Le ricette infinite: oltre alle classiche bianche e al ragù se ne contano anche al pistacchio, al cioccolato e all’amarena
Non importa che venga chiamato “arancino “ o “arancina “, questo piatto non ha bisogno di molte presentazioni, perché è tra gli street food più famosi d’Italia e, soprattutto, della Sicilia. Queste enormi “palle di riso “vengono presentate con una forma rotondeggiante o conica e con diversi tipi di ripieni, da salati a dolci. Vengono realizzati sia rossi, a base di pomodoro, che bianchi. La versione più semplice è quella bianca al burro. Tra le versioni più corpose ci sono gli arancini a base di ragù con piselli e carote o ragù e mozzarella o besciamella e prosciutto. Esistono rivisitazioni più creative di questo street food che prevedono, oltre al ripieno a base di riso anche l’utilizzo di pistacchio siciliano, funghi, salsiccia, salmone, pesce spada, frutti di mare, pesto, nero di seppia e gamberetti. Ampio spazio dunque alla creatività, anche nella versione dolce a base di cacao, crema gianduia (soprattutto a Palermo), cioccolato siciliano e amarena. Per distinguere i vari gusti si possono variare le forme degli arancini.

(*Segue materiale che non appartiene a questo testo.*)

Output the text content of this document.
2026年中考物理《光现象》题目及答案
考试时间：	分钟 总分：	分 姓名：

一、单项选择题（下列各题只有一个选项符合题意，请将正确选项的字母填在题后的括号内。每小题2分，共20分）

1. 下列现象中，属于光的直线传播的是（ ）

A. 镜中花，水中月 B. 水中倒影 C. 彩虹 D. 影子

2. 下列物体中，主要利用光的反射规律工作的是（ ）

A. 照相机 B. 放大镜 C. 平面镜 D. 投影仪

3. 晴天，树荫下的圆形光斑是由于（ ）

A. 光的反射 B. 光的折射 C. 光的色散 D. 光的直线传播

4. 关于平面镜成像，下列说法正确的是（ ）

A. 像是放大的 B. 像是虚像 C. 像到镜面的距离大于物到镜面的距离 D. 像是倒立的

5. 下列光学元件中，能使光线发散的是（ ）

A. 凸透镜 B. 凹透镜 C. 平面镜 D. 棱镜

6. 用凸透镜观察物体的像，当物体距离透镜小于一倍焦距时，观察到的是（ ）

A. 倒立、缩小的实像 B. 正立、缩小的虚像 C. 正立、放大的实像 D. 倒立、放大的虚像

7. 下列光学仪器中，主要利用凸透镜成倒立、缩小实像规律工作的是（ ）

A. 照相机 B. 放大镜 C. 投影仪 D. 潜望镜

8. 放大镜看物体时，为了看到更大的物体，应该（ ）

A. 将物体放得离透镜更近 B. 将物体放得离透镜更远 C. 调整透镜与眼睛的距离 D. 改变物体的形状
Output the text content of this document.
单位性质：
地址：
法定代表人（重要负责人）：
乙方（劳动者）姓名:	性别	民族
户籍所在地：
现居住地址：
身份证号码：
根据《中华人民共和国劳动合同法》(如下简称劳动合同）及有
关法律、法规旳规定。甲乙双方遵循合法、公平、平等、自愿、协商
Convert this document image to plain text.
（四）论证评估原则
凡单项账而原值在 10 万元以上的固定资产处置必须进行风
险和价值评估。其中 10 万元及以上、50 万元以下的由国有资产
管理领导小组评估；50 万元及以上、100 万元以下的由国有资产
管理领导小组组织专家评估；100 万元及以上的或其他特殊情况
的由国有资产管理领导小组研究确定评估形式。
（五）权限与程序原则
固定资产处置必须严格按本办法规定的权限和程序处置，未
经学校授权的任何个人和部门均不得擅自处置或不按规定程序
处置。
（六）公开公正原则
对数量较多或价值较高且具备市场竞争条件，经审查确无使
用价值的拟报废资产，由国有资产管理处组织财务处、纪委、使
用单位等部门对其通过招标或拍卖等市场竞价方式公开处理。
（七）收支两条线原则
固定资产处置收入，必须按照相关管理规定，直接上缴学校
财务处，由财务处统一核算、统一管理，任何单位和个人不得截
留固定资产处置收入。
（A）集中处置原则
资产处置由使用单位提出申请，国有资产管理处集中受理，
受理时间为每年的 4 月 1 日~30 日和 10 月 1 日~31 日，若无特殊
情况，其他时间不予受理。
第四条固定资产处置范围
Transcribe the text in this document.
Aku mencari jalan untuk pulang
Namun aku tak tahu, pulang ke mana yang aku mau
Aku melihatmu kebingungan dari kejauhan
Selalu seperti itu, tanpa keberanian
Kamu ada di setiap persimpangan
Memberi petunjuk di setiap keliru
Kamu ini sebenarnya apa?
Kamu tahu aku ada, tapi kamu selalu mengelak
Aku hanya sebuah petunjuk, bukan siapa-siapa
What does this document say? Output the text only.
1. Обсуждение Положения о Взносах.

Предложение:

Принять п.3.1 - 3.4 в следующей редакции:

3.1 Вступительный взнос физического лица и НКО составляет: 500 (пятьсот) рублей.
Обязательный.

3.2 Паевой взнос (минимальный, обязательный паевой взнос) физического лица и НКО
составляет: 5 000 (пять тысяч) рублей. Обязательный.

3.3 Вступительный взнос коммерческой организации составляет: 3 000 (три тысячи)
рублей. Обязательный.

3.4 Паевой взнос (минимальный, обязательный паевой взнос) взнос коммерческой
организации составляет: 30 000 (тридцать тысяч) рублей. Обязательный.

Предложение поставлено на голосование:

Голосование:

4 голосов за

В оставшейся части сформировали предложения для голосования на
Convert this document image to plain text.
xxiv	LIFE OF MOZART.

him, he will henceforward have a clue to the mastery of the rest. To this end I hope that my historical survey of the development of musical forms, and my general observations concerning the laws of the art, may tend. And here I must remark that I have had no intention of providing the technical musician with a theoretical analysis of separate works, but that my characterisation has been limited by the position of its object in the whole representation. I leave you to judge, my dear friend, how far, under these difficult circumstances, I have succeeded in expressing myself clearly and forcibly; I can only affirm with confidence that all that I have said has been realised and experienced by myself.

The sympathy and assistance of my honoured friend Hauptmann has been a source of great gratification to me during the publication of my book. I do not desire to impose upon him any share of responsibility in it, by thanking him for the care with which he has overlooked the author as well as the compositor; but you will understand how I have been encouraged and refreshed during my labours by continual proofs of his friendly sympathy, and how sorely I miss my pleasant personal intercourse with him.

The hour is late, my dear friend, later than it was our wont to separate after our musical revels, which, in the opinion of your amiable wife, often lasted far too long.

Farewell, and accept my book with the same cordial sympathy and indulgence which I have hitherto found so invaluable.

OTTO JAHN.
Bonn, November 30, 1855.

In conclusione, riportiamo di seguito la ricetta che Pellegrino Artusi scrittore critico letterario e gastronomo inserì nel suo monumentale libro “La scienza in cucina e l’arte di mangiar bene” pubblicato nel 1891, primo testo a raccontare la cucina nazionale raccogliendo le tante tradizioni locali edito da oltre 100 anni e tradotto in diverse lingue. La ricetta antesignana degli arancini e delle arancine non li vede ma figurano come “crocchette di riso “.
La ricetta delle “Crocchette di riso semplice “di Pellegrino Artusi
Ingredienti:
– latte, mezzo litro
– riso, grammi 100
– burro, grammi 20
– parmigiano grattato, grammi 20
– uova, n.2
Procedimento:
Cuocete molto sodo il riso nel latte, e a mezza cottura aggiungere il burro e salatelo. Levatelo dal fuoco, versateci il parmigiano e così a bollore scocciateci dentro un uovo mescolando subito per incorporarlo.
Quando sarà ben diaccio prendetelo su a cucchiaiate ed involtatelo nel pangrattato dandogli forma cilindrica; con questa dose otterrete dodici crocchette. Frullate l’uovo rimasto, gettateci dentro le crocchette a una a una, involtatele di nuovo nel pangrattato e friggetele.
Si possono servire sole, ma meglio accompagnate con altra qualità di fritto.